'Unacceptable': Dad Defended for Making Antagonistic Stepson Skip Birthday

Members of a popular internet forum were quick to defend one father who explained why he made his 12-year-old stepson stay home cleaning instead of attending his best friend's birthday party.

In a viral Reddit post published on r/AmITheA**hole, Redditor u/Howtogoon (otherwise referred to as the original poster, or OP) said the boy constantly teases his 11-year-old daughter and detailed how a recent run-in between the two sparked the need for much stricter discipline.

Titled, "[Am I the a**hole] for making my stepson clean the whole house instead of going to a birthday party?" the post has received more than 7,000 votes and nearly 1,200 comments in the last 12 hours.

Writing that his stepson frequently takes things from his daughter's bedroom just to irritate her, the original poster said he tried to nip the habit in the bud and for a moment, thought he was successful in doing so.

"I have told him to stop doing that repeatedly, and told him that each time he does it he will be punished," OP wrote. "The first time after that he took something, he was on trash duty for a week, next time he had to wash the car."

"He pretty much stopped upsetting my daughter after this," OP added.

Unfortunately, the armistice between his daughter and stepson was short-lived.

"Yesterday was my stepson's best friend's birthday party and my stepson was really happy to go, very excited about it," OP wrote. "[But] a few days before this party, he entered my daughter's room and took her diary.

"Stepson said he just does it to annoy her. I said I know, but he has to stop," OP continued. "[He] then yelled at me, saying that this is his house (my daughter and I moved in with my wife and stepson years ago) and he will enter the room whenever he wants."

"I told him that's it, he isn't going to the party and will instead clean the house with me and my wife that day," OP concluded. "My wife says that was an [a**hole] move from me, but I think it's the only way he will learn."

Today in the United States, more than 40 percent of married couples with children are blended, with one or both partners bringing a child from a previous relationship, according to data collected by Pew Research Center.

Despite its prevalence, blending families does not come without a myriad of potential problems.

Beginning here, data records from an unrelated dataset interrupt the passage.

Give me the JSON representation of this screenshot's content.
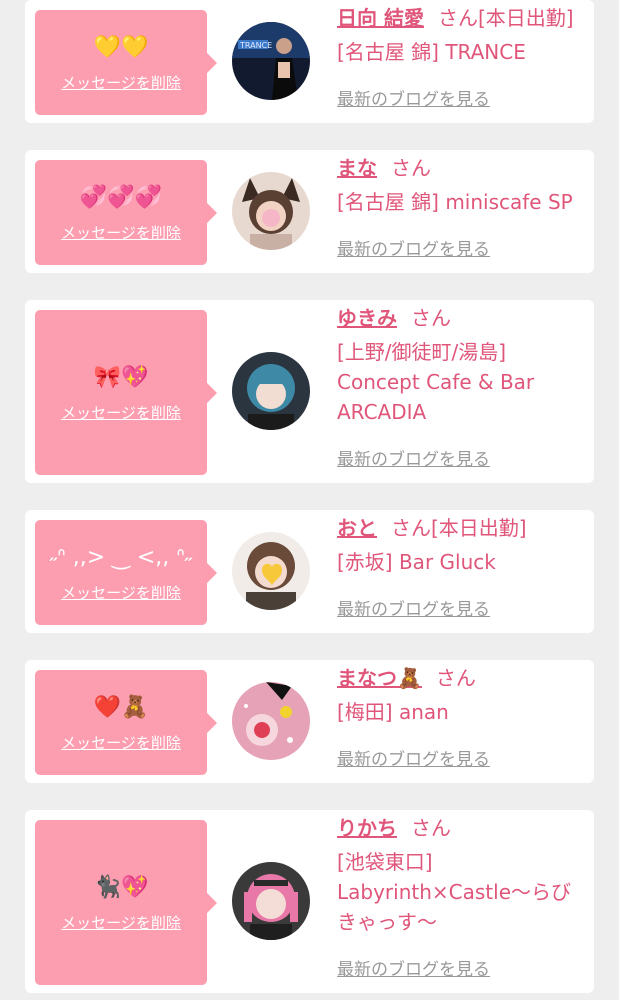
{
  "colors": {
    "bubble": "#fd9db0",
    "accent": "#e0567a",
    "link_gray": "#999999",
    "background": "#eeeeee"
  },
  "delete_label": "メッセージを削除",
  "blog_label": "最新のブログを見る",
  "san_label": "さん",
  "cards": [
    {
      "message": "💛💛",
      "name": "日向 結愛",
      "status": "[本日出勤]",
      "shop": "[名古屋 錦] TRANCE",
      "avatar_icon": "avatar-photo-dark-stage"
    },
    {
      "message": "💞💞💞",
      "name": "まな",
      "status": "",
      "shop": "[名古屋 錦] miniscafe SP",
      "avatar_icon": "avatar-photo-cat-ears"
    },
    {
      "message": "🎀💖",
      "name": "ゆきみ",
      "status": "",
      "shop": "[上野/御徒町/湯島] Concept Cafe & Bar ARCADIA",
      "avatar_icon": "avatar-photo-blue-hair"
    },
    {
      "message": "˶ᐢ ,,> ‿ <,, ᐢ˶",
      "name": "おと",
      "status": "[本日出勤]",
      "shop": "[赤坂] Bar Gluck",
      "avatar_icon": "avatar-photo-heart-sticker"
    },
    {
      "message": "❤️🧸",
      "name": "まなつ🧸",
      "status": "",
      "shop": "[梅田] anan",
      "avatar_icon": "avatar-photo-pink-glitter"
    },
    {
      "message": "🐈‍⬛💖",
      "name": "りかち",
      "status": "",
      "shop": "[池袋東口] Labyrinth×Castle〜らびきゃっす〜",
      "avatar_icon": "avatar-photo-pink-twintails"
    }
  ]
}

As 3.9 million children live in a household with a stepparent, common issues arise among millions of households across the country, including heated sibling rivalries and the seeming need to protest against unfamiliar parental authority.

Very Well Family, an online resource for parenting advice and information, reports that conflict between step siblings is expected during in the early stages of family blending, but that conflict between stepchildren and stepparents can be more severe, especially as it pertains to discipline.

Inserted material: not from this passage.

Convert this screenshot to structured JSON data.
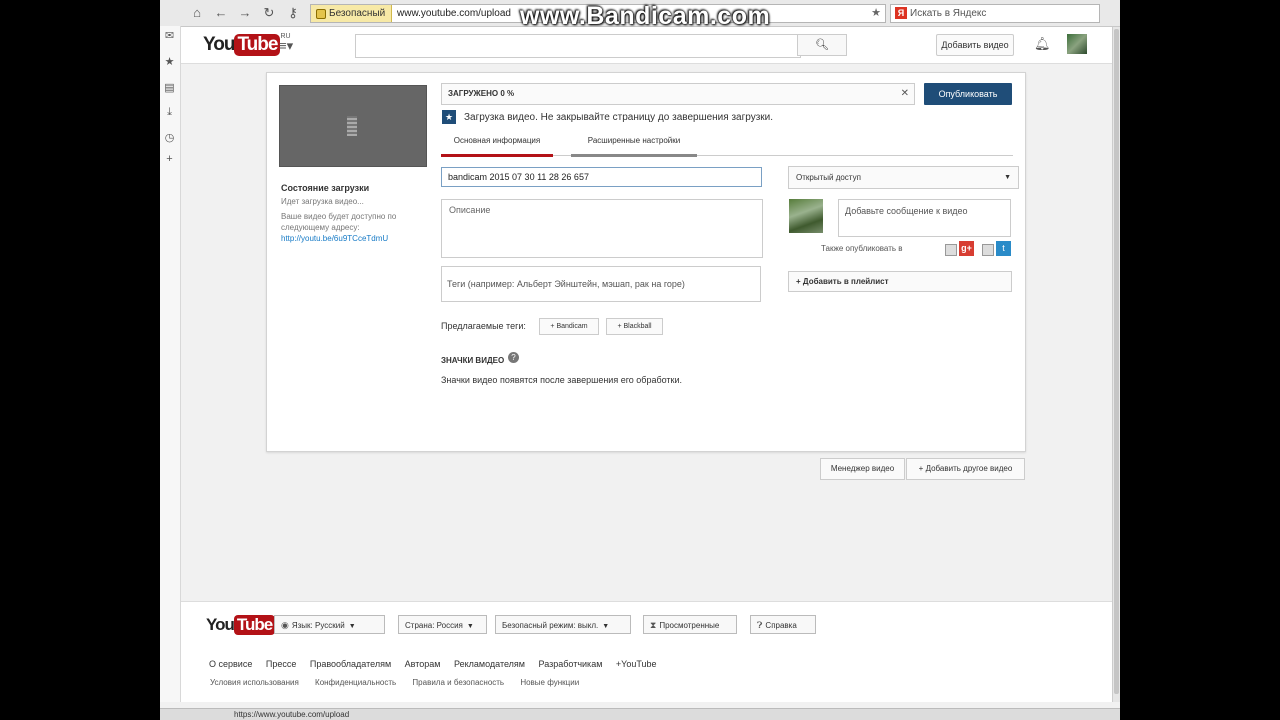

With both partners bringing separate parenting styles to the table, children are often torn between adhering to new sets of rules and sticking to the systems they're accustomed to.

"Whereas once the biological parent's boyfriend or girlfriend was someone to have fun with, now they're an authority figure—and that might cause a few problems in the household," Very Well Family reports. "It's imperative that the two of you present a united front on disciplinary issues."

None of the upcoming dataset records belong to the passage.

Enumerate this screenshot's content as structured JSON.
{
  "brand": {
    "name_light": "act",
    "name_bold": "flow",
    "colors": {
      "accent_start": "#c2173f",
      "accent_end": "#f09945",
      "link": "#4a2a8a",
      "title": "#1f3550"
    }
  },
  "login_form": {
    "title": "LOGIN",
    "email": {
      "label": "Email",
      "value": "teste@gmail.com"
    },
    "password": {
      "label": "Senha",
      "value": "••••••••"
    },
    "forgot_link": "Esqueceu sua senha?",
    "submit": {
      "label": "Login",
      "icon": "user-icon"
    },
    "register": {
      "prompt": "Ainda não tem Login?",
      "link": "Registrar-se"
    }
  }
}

Stepdad punishing son for antagonizing daughter
Members of Reddit's r/AmITheA**hole showed support for one stepfather who kept his stepson from attending a friend's birthday party as punishment for repeatedly antagonizing his daughter. JackF/iStock / Getty Images Plus

In the viral Reddit post, u/Howtogoon said he and his stepson's mother have disagreed on how to discipline the 12-year-old, and made it clear they remain at odds over the boy missing his best friend's birthday party as punishment for his most recent transgression.

However, recommendations for stepparents to always agree on discipline aren't realistic and, in the case of the original poster and his daughter, many Redditors responding to the viral post argued the need for intervention was apparent.

"I think it's fair honestly," Redditor u/WyrdElmBella wrote in the post's top comment, which has received more than 10,000 votes. "It's important to set boundaries and his constant breach of that needs to have consequences."

"The issue of consent and the entitlement to insist he can go wherever he pleases needs immediate intervention," Redditor u/slinkypotato19 added.

Redditor u/winnie120476, whose comment has received nearly 3,000 votes, offered a similar response but shifted focus to the disparity between the original poster and his wife's disciplinary tactics.

"I'm also a bit hung up on the division between your wife and you on punishment," they wrote. "[Your stepson] absolutely knows you two don't agree."

"You and your wife need to sit down and agree on the punishment...otherwise he sees you as the bullying interloper and knows she doesn't concur," they added.

In a separate comment, which has received more than 1,200 votes, Redditor u/efm270 speculated that the original poster's dilemma is indicative of a much larger problem than quarreling preteens.

"It sounds like step son is feeling resentful that you guys moved into his home without him having any say...and is trying to assert his control over the house," they wrote. "He needs to learn about boundaries and consent, but punishment alone isn't going to get at any of the underlying issues."

"If you want this to stop, he needs a better way to express and deal with his feelings about your family," they added.

Newsweek reached out to u/Howtogoon for comment.